By Sam Knapp, Ed.D., ABPP
Director of Professional Affairs
Director of Professional Affairs
Some patients will request a psychologist of a particular gender, and psychologists will usually try to accommodate those concerns. For example, a female patient with sensitive sexual or gender-related issues might not feel comfortable raising them with a male psychologist, and an effort will be made to find a woman psychologist. However, is it possible to implicitly accept or endorse discriminatory practices by agreeing to other similar requests? For example, should psychologists respect the preferences of prospective patients who want to have Christian psychologists?
Some conservative Christians fear that psychologists will mock their religious beliefs or try to blame their problems on their religion. Consequently, having a Christian psychologist may be very important for them. Most non-Christian psychologists I have spoken to have received phone calls from prospective patients who ask them if they are Christian. One psychologist commonly responds, “no, but I am very respectful of Christian beliefs and will help you formulate goals consistent with your beliefs.” So far, no prospective Christian patient has ever failed to make an appointment after that conversation.
How should a psychologist respond if asked to provide a referral for a Christian psychologist? Perhaps one response would be to anticipate the concern of the patients, which is to have someone who respects their beliefs, without necessarily restricting the referrals to a psychologist who happens to be a Christian. It could be possible to respond by saying, “Psychologists are expected to respect the religious beliefs of their patients. I don’t have a list of Christian psychologists, but here are psychologists whom I know to be respectful of Christian beliefs.”
Should race, ethnicity, or sexual orientation be a factor in making a referral? On the one hand, it seems reasonable that some patients may want assurance that the psychologist they have will understand their racial or cultural background or respect their sexual orientation. It is possible to imagine a prospective patient who has not had a history of positive experiences with European Americans, or who has had a background with issues or struggles that even a sensitive European American would have difficulty understanding. Or, consider the case of a European American family who adopted an African American child who generally did well in school and at home. However, as a teenager he struggled to consolidate his racial identity and asked to speak to an African American psychologist. It appears that race would be a relevant factor in making that referral.
On the other hand, psychologists who defer to patient preferences for race may inadvertently reinforce racist attitudes. So, the perception of the clinical relevance of the request appears important. Psychologists can decide how to respond to these requests by looking to three overarching ethical principles. First, we generally want to respect patient autonomy, including respecting their preferences in a health care professional.
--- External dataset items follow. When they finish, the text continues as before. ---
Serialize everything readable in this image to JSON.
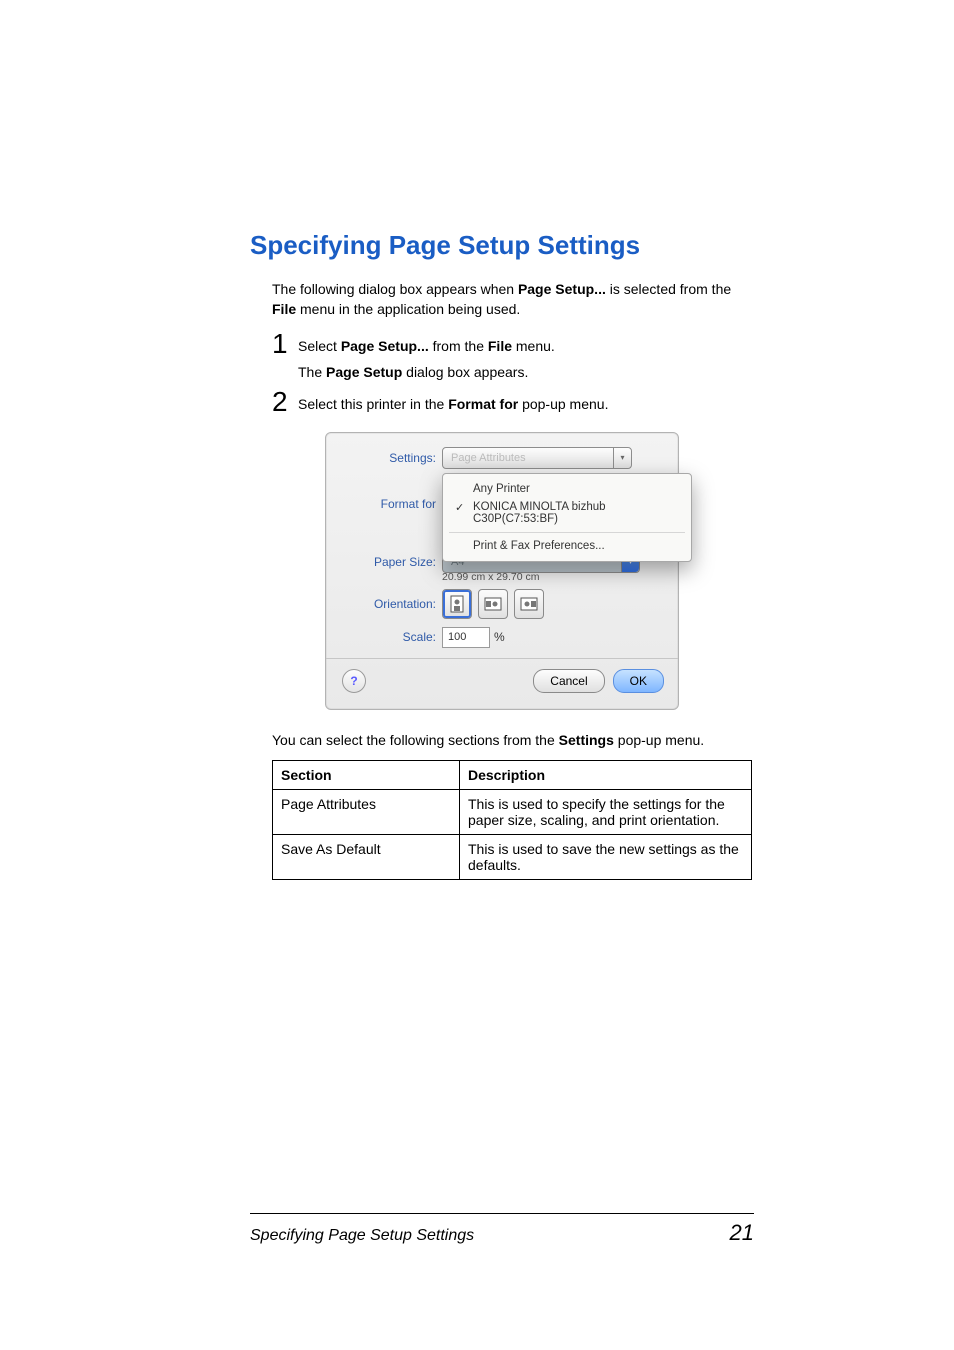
{
  "heading": "Specifying Page Setup Settings",
  "intro_parts": {
    "t1": "The following dialog box appears when ",
    "b1": "Page Setup...",
    "t2": " is selected from the ",
    "b2": "File",
    "t3": " menu in the application being used."
  },
  "steps": [
    {
      "num": "1",
      "parts": {
        "t1": "Select ",
        "b1": "Page Setup...",
        "t2": " from the ",
        "b2": "File",
        "t3": " menu."
      },
      "sub_parts": {
        "t1": "The ",
        "b1": "Page Setup",
        "t2": " dialog box appears."
      }
    },
    {
      "num": "2",
      "parts": {
        "t1": "Select this printer in the ",
        "b1": "Format for",
        "t2": " pop-up menu."
      }
    }
  ],
  "dialog": {
    "labels": {
      "settings": "Settings:",
      "format_for": "Format for",
      "paper": "Paper Size:",
      "orientation": "Orientation:",
      "scale": "Scale:"
    },
    "settings_value": "Page Attributes",
    "menu": {
      "any": "Any Printer",
      "sel": "KONICA MINOLTA bizhub C30P(C7:53:BF)",
      "prefs": "Print & Fax Preferences..."
    },
    "paper_value": "A4",
    "paper_dims": "20.99 cm x 29.70 cm",
    "scale_value": "100",
    "scale_pct": "%",
    "help": "?",
    "cancel": "Cancel",
    "ok": "OK"
  },
  "lead_in_parts": {
    "t1": "You can select the following sections from the ",
    "b1": "Settings",
    "t2": " pop-up menu."
  },
  "table": {
    "head": {
      "c1": "Section",
      "c2": "Description"
    },
    "rows": [
      {
        "c1": "Page Attributes",
        "c2": "This is used to specify the settings for the paper size, scaling, and print orientation."
      },
      {
        "c1": "Save As Default",
        "c2": "This is used to save the new settings as the defaults."
      }
    ]
  },
  "footer": {
    "title": "Specifying Page Setup Settings",
    "page": "21"
  }
}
Second, we typically want to give patients a referral based on beneficence and nonmaleficence; that is, we want to provide a referral based on who we think can help the prospective patient. Finally, we are also guided by the overarching ethical principle of justice wherein we refuse to engage in unfair discrimination based on race, religion, gender, national origin, or other factors. Often justice is sufficiently important to trump other ethical principles.
I once had a patient who wanted a referral to a different psychiatrist because he said the one I had sent him to was not a “real American” (the psychiatrist was an American citizen of Filipino descent and highly competent). I refused to give him a new referral, and he stayed with the Filipino American psychiatrist, who was of benefit to him. In this case, the overarching ethical principle of justice trumped the other ethical principles. However, I might have responded differently if this patient were highly suicidal or homicidal. Then I would have made inquiries about his concerns, but ultimately deferred to his wish if doing so substantially reduced the risk of death.